Simply running ettdt performs the ET-TDT analysis on the data in counts.dat, unamb.dat and amb.dat according to the cladogram described in the file ``cladogram''. The optional run-string parameters are listed here. As for ``inferhap'' only two letters are needed, and they may be included in any order.

argument default meaning
cl[adefile]= cladogram name of cladogram file
fi[lenum]= (blank) XX in markerXX.dat for marker file name
al[pha]= 0.05 type 1 error level desired
bo[nferroni]= 1 0 means don't use Bonferonni correction
ve[rbose]= 0 1 prints more detail
re[jectids]=   codes for brief output format (see below)
th[isthetaeq1]= 0 haplotype code that is considered to have theta=1

The brief output format allows you to specify 1 or more (say, R) edges to monitor. Then the output consists only of R+1 numbers, where the first number is the total number of rejected edge collapses, and the additional numbers are zero or one to indicate collapse or no collapse for each of the R specified edges. This output format is useful for simulation studies. The argument for ``rejectids='' is easiest to specify after running the program with ``ve=1''. The argument takes the form re=a:b[,c:d[...]] where each comma separated sub-argument is a separate edge to test, and the codes separated by a colon are the first (or only) haplotype codes listed in the ``ve=1'' output for the first two ``Check'' output items that are separated by an ``x''. (See example below.)

The default ``ve=0'' output format only prints the final cladogram in a one line per node format. A sample final cladogram output is

Cladogram:
 O1: (1,2) -> [4,3]  theta=2.21
 O3: (3) -> [1]  theta=1.01
 O4: (4,5,0) -> [6,1]  theta=1
 O6: (6,7,8) -> [4]  theta=2.08

This cladogram has four ``open'' nodes. (Open nodes must remain uncollapsed.) The numbers in parentheses mean that the node nominally labelled ``O1'' contains haplotypes 1 and 2. The numbers in square brackets mean that this node is connected to nodes ``O4'' and ``O3''. The estimated theta for this node is 2.21. Further study of this cladogram printout reveals that the collapsed cladogram has the form (3)-(1,2)-(4,5,0)-(6,7,8), where the nodes consisting of haplotypes 1 and 2 and of 6, 7 and 8 have higher haplotype relative risk.

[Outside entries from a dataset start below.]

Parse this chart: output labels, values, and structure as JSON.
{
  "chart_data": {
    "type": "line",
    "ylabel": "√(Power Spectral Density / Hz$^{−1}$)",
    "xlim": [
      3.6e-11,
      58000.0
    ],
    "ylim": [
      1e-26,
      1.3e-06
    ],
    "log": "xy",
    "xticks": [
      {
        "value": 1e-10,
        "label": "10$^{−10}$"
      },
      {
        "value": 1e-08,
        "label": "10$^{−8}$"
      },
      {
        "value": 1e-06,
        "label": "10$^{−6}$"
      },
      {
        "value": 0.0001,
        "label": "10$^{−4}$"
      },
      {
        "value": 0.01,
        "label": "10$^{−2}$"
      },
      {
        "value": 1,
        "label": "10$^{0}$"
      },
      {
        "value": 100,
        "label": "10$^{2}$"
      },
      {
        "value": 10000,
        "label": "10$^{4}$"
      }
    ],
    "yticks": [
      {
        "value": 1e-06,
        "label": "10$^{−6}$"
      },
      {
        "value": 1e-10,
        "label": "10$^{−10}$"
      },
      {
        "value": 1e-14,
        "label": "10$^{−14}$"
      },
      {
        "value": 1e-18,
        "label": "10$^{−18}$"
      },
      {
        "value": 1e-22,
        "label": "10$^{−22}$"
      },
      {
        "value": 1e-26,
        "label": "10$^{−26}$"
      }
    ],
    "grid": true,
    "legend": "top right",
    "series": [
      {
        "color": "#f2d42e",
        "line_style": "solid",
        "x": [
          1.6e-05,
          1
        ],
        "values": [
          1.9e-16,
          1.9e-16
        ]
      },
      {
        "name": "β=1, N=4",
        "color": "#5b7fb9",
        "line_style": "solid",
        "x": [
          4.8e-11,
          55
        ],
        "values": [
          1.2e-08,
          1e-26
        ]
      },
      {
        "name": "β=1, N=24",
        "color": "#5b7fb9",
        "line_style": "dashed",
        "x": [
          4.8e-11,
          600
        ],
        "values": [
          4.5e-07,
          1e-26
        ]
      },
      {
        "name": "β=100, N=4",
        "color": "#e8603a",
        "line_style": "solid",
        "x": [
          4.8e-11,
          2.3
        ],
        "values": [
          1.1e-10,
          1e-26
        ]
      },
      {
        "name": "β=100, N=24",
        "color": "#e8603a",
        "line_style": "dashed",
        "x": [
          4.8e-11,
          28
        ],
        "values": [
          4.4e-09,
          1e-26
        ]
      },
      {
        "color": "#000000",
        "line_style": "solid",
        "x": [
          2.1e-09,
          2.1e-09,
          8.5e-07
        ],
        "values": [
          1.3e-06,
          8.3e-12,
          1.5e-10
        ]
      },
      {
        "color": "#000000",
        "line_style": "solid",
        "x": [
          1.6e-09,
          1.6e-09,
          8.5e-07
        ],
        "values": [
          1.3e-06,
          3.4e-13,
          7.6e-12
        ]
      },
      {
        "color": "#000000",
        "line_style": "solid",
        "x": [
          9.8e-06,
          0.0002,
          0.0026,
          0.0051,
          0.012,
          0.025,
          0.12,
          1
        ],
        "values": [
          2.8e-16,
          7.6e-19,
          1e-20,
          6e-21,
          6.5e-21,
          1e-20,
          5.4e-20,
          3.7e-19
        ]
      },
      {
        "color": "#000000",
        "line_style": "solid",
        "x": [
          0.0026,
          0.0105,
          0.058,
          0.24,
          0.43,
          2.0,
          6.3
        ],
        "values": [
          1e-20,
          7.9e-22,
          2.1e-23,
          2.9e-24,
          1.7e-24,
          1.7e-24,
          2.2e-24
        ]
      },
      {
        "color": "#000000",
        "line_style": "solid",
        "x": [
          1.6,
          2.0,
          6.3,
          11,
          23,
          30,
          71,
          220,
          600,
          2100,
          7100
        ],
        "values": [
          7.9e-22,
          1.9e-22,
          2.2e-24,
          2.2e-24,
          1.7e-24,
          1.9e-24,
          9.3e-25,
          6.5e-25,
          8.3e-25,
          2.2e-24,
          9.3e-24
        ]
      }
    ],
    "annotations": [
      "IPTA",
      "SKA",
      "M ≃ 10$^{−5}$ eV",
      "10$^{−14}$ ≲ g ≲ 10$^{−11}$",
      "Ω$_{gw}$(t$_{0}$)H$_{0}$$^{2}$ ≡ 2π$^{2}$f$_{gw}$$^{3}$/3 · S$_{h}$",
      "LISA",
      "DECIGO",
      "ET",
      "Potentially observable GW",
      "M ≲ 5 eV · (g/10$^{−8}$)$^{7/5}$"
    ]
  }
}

Using the optional ``ve=1'' format the printout first shows the initial cladogram using the labels ``T'' for a terminal node (will attempt to collapse in this iteration), ``O'' for a node that will remain open, and a blank for nodes that are neither terminal nor already checked. The printout then shows collapses checked for the current iteration, the score test p-value and whether collapsing is accepted or rejected. At the end of each iteration a new cladogram is printed. If there are still terminal nodes, another iteration is performed.